Picture Past September 19: The more things change...
PUBLISHED: 16:00 21 September 2019
More homes were set to be built in Weston but rural villages would face restrictions according to controversial plans for the future of the area.
The Weston-super-Mare Resettlement policy, which surveyed a large area of North Somerset, recommended the growth of rural villages be limited, despite a boost to house building in the town, to preserve the scenic appeal of the countryside and to preserve the character of rural villages.
Axbridge council chairman, J G Walter told the Mercury: "We don't want the villages growing too large.
"Taking as an example, Congresbury, which is getting up to its limit, you may lose the whole village atmosphere.
"In our case we made a conscious effort to keep that.
"When you get up to the 5,000 mark you begin to lose it."
The report also concluded that a number of Weston's new homeowners would chose to work in Bristol because of the M5.
According to the report between 1952-1966 commuting from Weston to Bristol increased by 250 per cent.
It said: "Weston functions as a service centre and town for holidays, tourism and retirement.
"It also functions as a manufacturing centre and dormitory for Bristol upon which it is dependant for specialised social, cultural and commercial facilities and services.

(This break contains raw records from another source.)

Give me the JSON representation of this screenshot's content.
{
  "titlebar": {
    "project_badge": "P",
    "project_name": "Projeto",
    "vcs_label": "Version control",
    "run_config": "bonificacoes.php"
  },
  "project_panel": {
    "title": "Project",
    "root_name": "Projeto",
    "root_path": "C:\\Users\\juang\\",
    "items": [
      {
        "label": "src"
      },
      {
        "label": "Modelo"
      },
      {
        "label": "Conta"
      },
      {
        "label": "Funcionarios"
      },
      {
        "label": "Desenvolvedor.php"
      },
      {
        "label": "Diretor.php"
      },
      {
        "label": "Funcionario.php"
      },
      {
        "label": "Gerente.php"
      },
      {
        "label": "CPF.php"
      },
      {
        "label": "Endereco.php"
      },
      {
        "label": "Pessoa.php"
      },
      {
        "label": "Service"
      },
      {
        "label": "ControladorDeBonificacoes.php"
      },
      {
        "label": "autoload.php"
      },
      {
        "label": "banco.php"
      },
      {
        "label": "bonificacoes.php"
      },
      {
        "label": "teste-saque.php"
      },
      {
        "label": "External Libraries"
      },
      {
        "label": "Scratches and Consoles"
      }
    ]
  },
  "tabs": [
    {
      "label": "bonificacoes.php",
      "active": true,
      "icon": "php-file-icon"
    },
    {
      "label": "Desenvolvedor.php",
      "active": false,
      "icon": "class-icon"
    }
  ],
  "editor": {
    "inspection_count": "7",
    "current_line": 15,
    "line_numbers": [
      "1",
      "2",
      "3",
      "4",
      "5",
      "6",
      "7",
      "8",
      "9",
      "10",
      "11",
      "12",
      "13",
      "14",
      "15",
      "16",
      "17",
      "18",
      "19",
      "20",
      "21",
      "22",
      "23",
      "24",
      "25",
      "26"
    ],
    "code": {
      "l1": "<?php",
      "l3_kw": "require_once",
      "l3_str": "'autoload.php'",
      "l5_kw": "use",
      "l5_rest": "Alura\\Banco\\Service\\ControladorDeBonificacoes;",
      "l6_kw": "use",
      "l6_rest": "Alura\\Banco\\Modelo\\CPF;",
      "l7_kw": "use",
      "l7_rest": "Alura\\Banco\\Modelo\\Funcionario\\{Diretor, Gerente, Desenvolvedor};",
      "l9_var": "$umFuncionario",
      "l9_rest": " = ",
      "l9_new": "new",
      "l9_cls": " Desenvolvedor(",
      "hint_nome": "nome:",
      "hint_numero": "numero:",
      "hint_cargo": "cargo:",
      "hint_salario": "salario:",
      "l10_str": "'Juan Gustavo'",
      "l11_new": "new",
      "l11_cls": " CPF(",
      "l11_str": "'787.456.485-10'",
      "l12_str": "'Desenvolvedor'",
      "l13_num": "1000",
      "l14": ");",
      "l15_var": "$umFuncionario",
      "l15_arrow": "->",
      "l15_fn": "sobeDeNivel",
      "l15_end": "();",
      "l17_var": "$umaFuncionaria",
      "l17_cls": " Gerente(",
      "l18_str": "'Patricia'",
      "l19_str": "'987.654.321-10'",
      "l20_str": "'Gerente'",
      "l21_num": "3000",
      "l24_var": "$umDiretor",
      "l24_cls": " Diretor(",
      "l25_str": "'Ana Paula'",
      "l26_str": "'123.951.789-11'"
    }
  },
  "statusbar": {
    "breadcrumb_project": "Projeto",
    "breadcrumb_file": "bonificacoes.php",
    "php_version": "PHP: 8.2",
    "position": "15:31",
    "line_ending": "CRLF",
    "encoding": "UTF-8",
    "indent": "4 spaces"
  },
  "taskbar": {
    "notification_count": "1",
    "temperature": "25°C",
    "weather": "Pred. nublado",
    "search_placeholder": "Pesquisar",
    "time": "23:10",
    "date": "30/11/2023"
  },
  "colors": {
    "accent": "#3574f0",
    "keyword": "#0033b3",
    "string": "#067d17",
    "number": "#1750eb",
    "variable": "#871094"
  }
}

*Police investigated a fight at a Weston discothèque which saw three men sent to hospital with minor injuries.
The fight broke out late on Saturday night at the Dolls House Discotheque in Regent Street
*A nine-and-a-half feet long answering machine worth £70 was stolen from a construction site.
The green Baird machine was taken when the Construction Mechanics Ltd site, in Milton Green, was broken into.
*The police were on the hunt for a mystery window smasher who had been shooting out panes of glass with an airgun across Weston.
The culprit caused £190 worth of damage, breaking windows in the War on Want shop, in Meadow Street, The York Convalescent Home, in St Margarets Terrace, and the office of Herbert Hess and Son, in Boulevard.
Superintendant Lockyer said: "There seems little doubt that these incidents are the responsibility of one person.
"We believe they were committed at lunchtime or early afternoon."